More and more, I feel that the goal of a build is very simple. The goal is to provide a convincing illusion of done.
Some people might disagree with my wording. Illusion? Isn't that something we should avoid? But, the fact of the matter is that we are never done. There is always one more test that we can dream up and run. When builds pass, software goes into production. Sometimes we find bugs. We correct them. Sometimes new features are needed. It's all work. We are never done.
For an area of code, all we know is how long it has been free of defects. Builds should help us radically shorten the amount of time it takes to find them. In fact, in a high performance team, very few bugs should escape into production.

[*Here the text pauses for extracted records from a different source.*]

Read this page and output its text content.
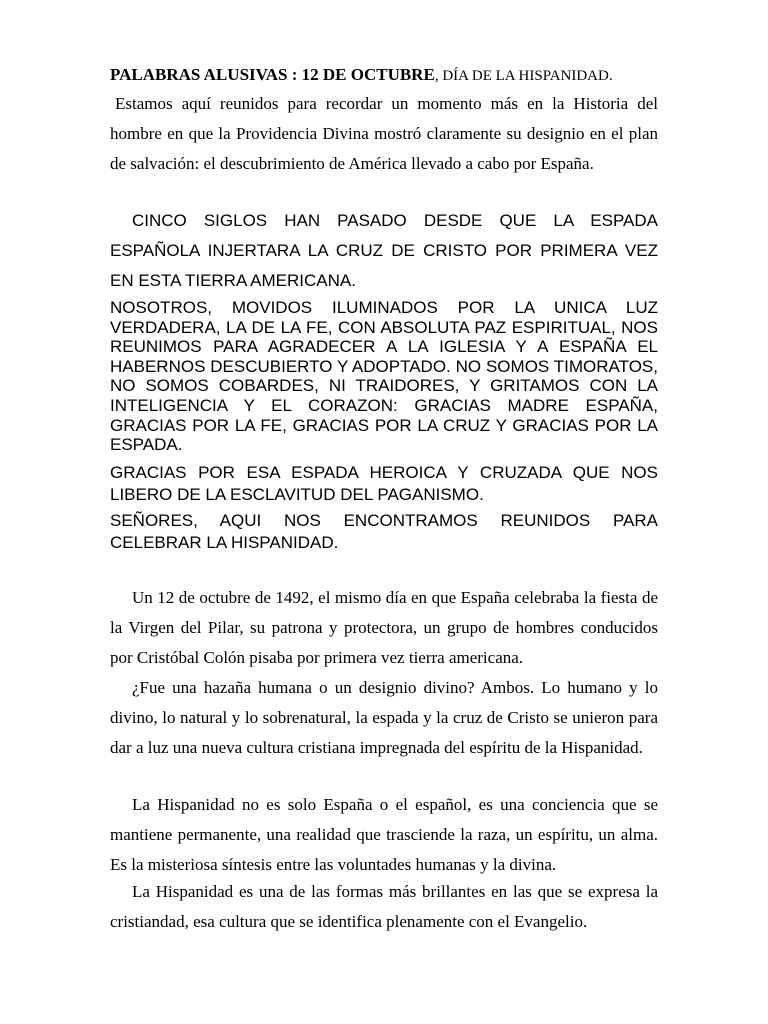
PALABRAS ALUSIVAS : 12 DE OCTUBRE, DÍA DE LA HISPANIDAD.

Estamos aquí reunidos para recordar un momento más en la Historia del hombre en que la Providencia Divina mostró claramente su designio en el plan de salvación: el descubrimiento de América llevado a cabo por España.

CINCO SIGLOS HAN PASADO DESDE QUE LA ESPADA ESPAÑOLA INJERTARA LA CRUZ DE CRISTO POR PRIMERA VEZ EN ESTA TIERRA AMERICANA.

NOSOTROS, MOVIDOS ILUMINADOS POR LA UNICA LUZ VERDADERA, LA DE LA FE, CON ABSOLUTA PAZ ESPIRITUAL, NOS REUNIMOS PARA AGRADECER A LA IGLESIA Y A ESPAÑA EL HABERNOS DESCUBIERTO Y ADOPTADO. NO SOMOS TIMORATOS, NO SOMOS COBARDES, NI TRAIDORES, Y GRITAMOS CON LA INTELIGENCIA Y EL CORAZON: GRACIAS MADRE ESPAÑA, GRACIAS POR LA FE, GRACIAS POR LA CRUZ Y GRACIAS POR LA ESPADA.

GRACIAS POR ESA ESPADA HEROICA Y CRUZADA QUE NOS LIBERO DE LA ESCLAVITUD DEL PAGANISMO.

SEÑORES, AQUI NOS ENCONTRAMOS REUNIDOS PARA CELEBRAR LA HISPANIDAD.

Un 12 de octubre de 1492, el mismo día en que España celebraba la fiesta de la Virgen del Pilar, su patrona y protectora, un grupo de hombres conducidos por Cristóbal Colón pisaba por primera vez tierra americana.

¿Fue una hazaña humana o un designio divino? Ambos. Lo humano y lo divino, lo natural y lo sobrenatural, la espada y la cruz de Cristo se unieron para dar a luz una nueva cultura cristiana impregnada del espíritu de la Hispanidad.

La Hispanidad no es solo España o el español, es una conciencia que se mantiene permanente, una realidad que trasciende la raza, un espíritu, un alma. Es la misteriosa síntesis entre las voluntades humanas y la divina.

La Hispanidad es una de las formas más brillantes en las que se expresa la cristiandad, esa cultura que se identifica plenamente con el Evangelio.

And, if they do, they should be found and repaired quickly.
So, that is what a build looks like from a technical point of view. But, there is another way of looking at a build. When developers check in code, they need to get some sense of completion, and it's better when they get it quickly. We could gloss this over and say that it is not necessary, but I think it really is. Development is an attention-focused activity, and for me at least, a sense of closure is important for that focus and important for morale. All of that evaporates with awareness of the long pipeline toward the eventual discovery of a fault. At a certain point, I want to be able to say, "based upon what we know, we can consider this to be correct now", and I want that to happen as early as possible.
How can you get to that sense as the number of tests grow in a system? I don't know, but subjectively, what I wish for is quality at a level where about 99% of errors are found with in minutes of commission. I want to be able to call that done. The remaining 1%, well, it may take a while to discover those, but as a developer, I don't want to have to have to think about those right away. Spill them back to me in bug reports. Pipe-dream? Perhaps. But I think there's value in a convincing illusion of done.